Unfortunately, the court goes on to suggest that a pro se plaintiff can be cut some slack in deciding on the proper party. It cites an order from an  Illinois federal District Court case. It also cites a paragraph from an Arizona case and does so both incorrectly (the wrong paragraph number; at least unless the court slips in one of its unannounced corrections-opinions the end of its paragraph 18 says “supra ¶ 10” rather than “supra ¶ 19”) and misleadingly (the paragraph in question has nothing to do with a pro-se issue). The rules mean nothing if pro se parties can be forgiven mistakes because they are pro se and there is no good reason here to suggest any exception to that. The court had already decided that Plaintiff’s misunderstanding of “crucial facts” resulted in a “mistake in identity.” It goes on to show, albeit not very clearly, that the real question is what the defendant knew or should have known, and that State Farm should have known perfectly well that Plaintiff was mixed up.
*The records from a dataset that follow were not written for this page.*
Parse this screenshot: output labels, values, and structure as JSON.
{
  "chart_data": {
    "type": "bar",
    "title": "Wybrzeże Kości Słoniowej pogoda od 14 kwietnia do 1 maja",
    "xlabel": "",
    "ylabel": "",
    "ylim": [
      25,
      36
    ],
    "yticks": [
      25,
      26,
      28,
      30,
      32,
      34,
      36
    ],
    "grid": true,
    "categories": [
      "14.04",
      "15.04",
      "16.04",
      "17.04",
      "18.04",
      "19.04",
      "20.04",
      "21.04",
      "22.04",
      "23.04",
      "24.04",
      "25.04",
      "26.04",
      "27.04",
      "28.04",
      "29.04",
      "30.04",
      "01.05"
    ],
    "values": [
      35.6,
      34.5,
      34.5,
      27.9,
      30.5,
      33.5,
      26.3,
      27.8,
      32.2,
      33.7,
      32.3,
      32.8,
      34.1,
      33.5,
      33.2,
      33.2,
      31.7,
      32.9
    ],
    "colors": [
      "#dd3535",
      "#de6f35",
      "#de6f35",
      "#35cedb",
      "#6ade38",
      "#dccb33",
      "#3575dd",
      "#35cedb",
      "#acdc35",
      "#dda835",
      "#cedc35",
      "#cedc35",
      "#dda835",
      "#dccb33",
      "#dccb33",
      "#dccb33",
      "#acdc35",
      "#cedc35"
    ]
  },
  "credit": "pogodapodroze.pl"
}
We assume that the lawsuit involves possible excess liability, which would explain why State Farm pursued this issue. Or maybe somebody really, honestly thought that something made this case genuinely different from the other ten thousand times that a pro se has filed at the last minute and named the insurance company. Otherwise, this is a shame. Do reasonable defense counsel advise reasonable companies that reasonable, and reasonably knowledgeable, courts will allow amendment and that fighting it would do nothing but make money for that defense counsel? If they didn’t then this opinion wouldn’t have needn’t to be published, nor even written, since a prior one would have settled the issue fifty years ago.